# Canner won’t vent a steady stream



## Pamelina (Mar 23, 2020)

Hi everyone. I am baffled at this point with my canner. I has a presto that I used about 10 times and all was well. Then out of the blue I couldn’t maintain a steady stream at the vent. I checked everything out several times. There was nothing wrong. I since got an All American and used it for the first time tonight. Same thing is happening. I am not a novice canner. Could it be the BTU on my gas stove are not enough?


----------



## gilberte (Sep 25, 2004)

Is the water coming to a boil?


----------



## Pamelina (Mar 23, 2020)

Yes. Water is boiling. I’m wondering if it just doesn’t get hot enough. Could it be the canner is just too big for the flame that my stove is putting out? It does take a while for water to boil just in general on my stove. I just recently bought this house so the stove is new to me. The presto I bought brand new. So 2 new canners in the past 3 months are having the same issue.


----------



## Wyobuckaroo (Dec 30, 2011)

If either canner has a "jiggler" type weight...
First thing I would do is check that the stand pipe is clean and fully open..
Then I would clean the inside of the pocket in the jiggler...
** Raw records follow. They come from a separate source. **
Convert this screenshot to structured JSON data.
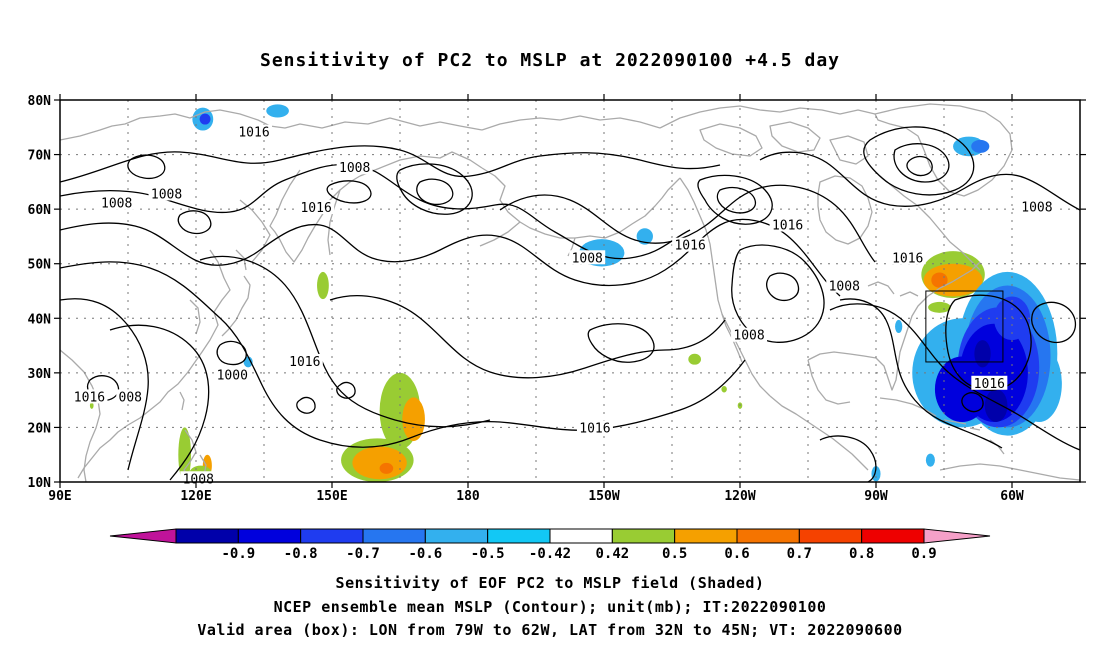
{
  "title": "Sensitivity of PC2 to MSLP at 2022090100 +4.5 day",
  "map": {
    "lat_ticks": [
      "80N",
      "70N",
      "60N",
      "50N",
      "40N",
      "30N",
      "20N",
      "10N"
    ],
    "lon_ticks": [
      "90E",
      "120E",
      "150E",
      "180",
      "150W",
      "120W",
      "90W",
      "60W"
    ],
    "grid": "dotted",
    "land_outline_color": "#aaaaaa",
    "contour_color": "#000000",
    "contour_labels": [
      {
        "text": "1016",
        "lon": 132.8,
        "lat": 74.0
      },
      {
        "text": "1008",
        "lon": 155.0,
        "lat": 67.5
      },
      {
        "text": "1008",
        "lon": 102.5,
        "lat": 61.0
      },
      {
        "text": "1008",
        "lon": 113.5,
        "lat": 62.7
      },
      {
        "text": "1016",
        "lon": 146.5,
        "lat": 60.2
      },
      {
        "text": "1016",
        "lon": 250.5,
        "lat": 57.0
      },
      {
        "text": "1008",
        "lon": 206.3,
        "lat": 51.0
      },
      {
        "text": "1016",
        "lon": 229.0,
        "lat": 53.3
      },
      {
        "text": "1016",
        "lon": 277.0,
        "lat": 51.0
      },
      {
        "text": "1008",
        "lon": 263.0,
        "lat": 45.8
      },
      {
        "text": "1008",
        "lon": 242.0,
        "lat": 36.8
      },
      {
        "text": "1000",
        "lon": 128.0,
        "lat": 29.5
      },
      {
        "text": "1016",
        "lon": 144.0,
        "lat": 32.0
      },
      {
        "text": "1016",
        "lon": 96.5,
        "lat": 25.5
      },
      {
        "text": "008",
        "lon": 105.5,
        "lat": 25.5
      },
      {
        "text": "1016",
        "lon": 208.0,
        "lat": 19.8
      },
      {
        "text": "1016",
        "lon": 295.0,
        "lat": 28.0
      },
      {
        "text": "1008",
        "lon": 120.5,
        "lat": 10.5
      },
      {
        "text": "1008",
        "lon": 305.5,
        "lat": 60.3
      }
    ],
    "valid_box": {
      "lon_min": 281,
      "lon_max": 298,
      "lat_min": 32,
      "lat_max": 45
    },
    "shading": [
      {
        "value": -0.5,
        "lon": 121.5,
        "lat": 76.5,
        "rx": 2.3,
        "ry": 2.1
      },
      {
        "value": -0.7,
        "lon": 122.0,
        "lat": 76.5,
        "rx": 1.2,
        "ry": 1.0
      },
      {
        "value": -0.5,
        "lon": 219.0,
        "lat": 55.0,
        "rx": 1.8,
        "ry": 1.5
      },
      {
        "value": -0.5,
        "lon": 209.5,
        "lat": 52.0,
        "rx": 5.0,
        "ry": 2.5
      },
      {
        "value": -0.5,
        "lon": 138.0,
        "lat": 78.0,
        "rx": 2.5,
        "ry": 1.2
      },
      {
        "value": 0.5,
        "lon": 148.0,
        "lat": 46.0,
        "rx": 1.3,
        "ry": 2.5
      },
      {
        "value": -0.5,
        "lon": 275.0,
        "lat": 38.5,
        "rx": 0.8,
        "ry": 1.2
      },
      {
        "value": 0.5,
        "lon": 230.0,
        "lat": 32.5,
        "rx": 1.4,
        "ry": 1.0
      },
      {
        "value": 0.5,
        "lon": 236.5,
        "lat": 27.0,
        "rx": 0.6,
        "ry": 0.6
      },
      {
        "value": 0.5,
        "lon": 117.5,
        "lat": 15.0,
        "rx": 1.4,
        "ry": 5.0
      },
      {
        "value": 0.6,
        "lon": 122.5,
        "lat": 13.0,
        "rx": 1.0,
        "ry": 2.0
      },
      {
        "value": 0.5,
        "lon": 121.0,
        "lat": 11.5,
        "rx": 2.5,
        "ry": 1.5
      },
      {
        "value": -0.5,
        "lon": 131.5,
        "lat": 32.0,
        "rx": 1.0,
        "ry": 1.0
      },
      {
        "value": 0.5,
        "lon": 97.0,
        "lat": 24.0,
        "rx": 0.4,
        "ry": 0.6
      },
      {
        "value": 0.5,
        "lon": 165.0,
        "lat": 23.0,
        "rx": 4.5,
        "ry": 7.0
      },
      {
        "value": 0.6,
        "lon": 168.0,
        "lat": 21.5,
        "rx": 2.5,
        "ry": 4.0
      },
      {
        "value": 0.5,
        "lon": 160.0,
        "lat": 14.0,
        "rx": 8.0,
        "ry": 4.0
      },
      {
        "value": 0.6,
        "lon": 160.5,
        "lat": 13.5,
        "rx": 6.0,
        "ry": 3.0
      },
      {
        "value": 0.7,
        "lon": 162.0,
        "lat": 12.5,
        "rx": 1.5,
        "ry": 1.0
      },
      {
        "value": 0.5,
        "lon": 240.0,
        "lat": 24.0,
        "rx": 0.5,
        "ry": 0.6
      },
      {
        "value": 0.5,
        "lon": 287.0,
        "lat": 48.0,
        "rx": 7.0,
        "ry": 4.3
      },
      {
        "value": 0.6,
        "lon": 287.0,
        "lat": 47.0,
        "rx": 6.5,
        "ry": 3.0
      },
      {
        "value": 0.7,
        "lon": 284.0,
        "lat": 47.0,
        "rx": 1.8,
        "ry": 1.4
      },
      {
        "value": 0.5,
        "lon": 284.0,
        "lat": 42.0,
        "rx": 2.5,
        "ry": 1.0
      },
      {
        "value": -0.5,
        "lon": 290.5,
        "lat": 71.5,
        "rx": 3.5,
        "ry": 1.8
      },
      {
        "value": -0.6,
        "lon": 293.0,
        "lat": 71.5,
        "rx": 2.0,
        "ry": 1.2
      },
      {
        "value": -0.5,
        "lon": 299.0,
        "lat": 33.5,
        "rx": 11.0,
        "ry": 15.0
      },
      {
        "value": -0.5,
        "lon": 289.0,
        "lat": 30.0,
        "rx": 11.0,
        "ry": 10.0
      },
      {
        "value": -0.5,
        "lon": 306.0,
        "lat": 28.0,
        "rx": 5.0,
        "ry": 7.0
      },
      {
        "value": -0.6,
        "lon": 299.0,
        "lat": 33.0,
        "rx": 9.5,
        "ry": 13.0
      },
      {
        "value": -0.7,
        "lon": 297.0,
        "lat": 31.0,
        "rx": 9.0,
        "ry": 11.0
      },
      {
        "value": -0.8,
        "lon": 296.0,
        "lat": 30.0,
        "rx": 7.5,
        "ry": 9.0
      },
      {
        "value": -0.8,
        "lon": 289.0,
        "lat": 27.0,
        "rx": 6.0,
        "ry": 6.0
      },
      {
        "value": -0.7,
        "lon": 300.0,
        "lat": 40.0,
        "rx": 4.0,
        "ry": 4.0
      },
      {
        "value": -0.9,
        "lon": 296.5,
        "lat": 24.0,
        "rx": 2.5,
        "ry": 3.0
      },
      {
        "value": -0.9,
        "lon": 293.5,
        "lat": 33.5,
        "rx": 1.8,
        "ry": 2.5
      },
      {
        "value": -0.5,
        "lon": 270.0,
        "lat": 11.5,
        "rx": 1.0,
        "ry": 1.4
      },
      {
        "value": -0.5,
        "lon": 282.0,
        "lat": 14.0,
        "rx": 1.0,
        "ry": 1.2
      }
    ]
  },
  "colorbar": {
    "labels": [
      "-0.9",
      "-0.8",
      "-0.7",
      "-0.6",
      "-0.5",
      "-0.42",
      "0.42",
      "0.5",
      "0.6",
      "0.7",
      "0.8",
      "0.9"
    ],
    "colors": [
      "#c0139a",
      "#0000aa",
      "#0000dd",
      "#1f3cf0",
      "#2676f0",
      "#33b0ee",
      "#12c8f5",
      "#ffffff",
      "#99cc33",
      "#f5a000",
      "#f57400",
      "#f54200",
      "#ee0000",
      "#f5a0c8"
    ]
  },
  "caption": {
    "line1": "Sensitivity of EOF PC2 to MSLP field (Shaded)",
    "line2": "NCEP ensemble mean MSLP (Contour); unit(mb); IT:2022090100",
    "line3": "Valid area (box): LON from 79W to 62W, LAT from 32N to 45N; VT: 2022090600"
  }
}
I have used an old 22 caliber rifle brass bore cleaning brush for this.. 
Well washed with soap and hot water, and it worked good.. 
After cleaning, the jiggler was well washed again..


----------



## Pamelina (Mar 23, 2020)

Yes I have done all of those things. They were both brand new out of the box and I’m having this problem. The only thing I can think of is my gas stove isn’t getting hot enough..  I’m lost at this point...


----------



## Alice In TX/MO (May 10, 2002)

Are you wanting it to jiggle constantly?


----------



## Pamelina (Mar 23, 2020)

No. The vent won’t steam. It just blows air. I need it to steam steady for 10 min before I put the weight on. This is the second new canner I have had in 3 months that won’t vent steam. I’m thinking my stove isn’t getting hot enough


----------



## Alice In TX/MO (May 10, 2002)

Agree.


----------



## po boy (Jul 12, 2010)

Research the btu/heat output of the stove's eyes.


----------



## Pamelina (Mar 23, 2020)

Yes that’s what I was thinking. I put the canner on my outdoor burner yesterday and after fiddling with it it finally vented a steady stream for 10 min, however it was empty. So I let it cool and went ahead and loaded it with jars and I couldn’t get it to vent again. I called All American company and they said their technician is not working today. So this big company has ONE tech. I said I’ve got 2 bushels of beans sitting here that I’ve got to get canned and your saying your entire company has one tech and he isn’t working today.. she said she could email him but she doubts he will answer.


----------



## Alice In TX/MO (May 10, 2002)

With the jars in it, it would take much longer to heat up. (I am grasping at straws here. Trying to help.)

I found this:
https://modernsurvivalblog.com/surv...x-troubleshoot-your-pressure-canner-problems/


----------



## Pamelina (Mar 23, 2020)

Thank you Alice!


----------



## Pamelina (Mar 23, 2020)

Where in Texas are you located?


----------



## Alice In TX/MO (May 10, 2002)

Near Austin, out in the country past Bee Cave, but before the Pedernales River.


----------



## christiancop (25 d ago)

In case someone is having this issue and needs a resolution. I called All American and they advised that it is also possible to have too much heat which vaporizes the steam so that it is not visible. On our maiden run mine got up to almost 10 psi and was hissing and blowing forcefully but with little visible steam (without the jiggler on). Will try lowering the flame at the beginning next time and see if that produces a more steady stream with less air being forced from the vent hole.


----------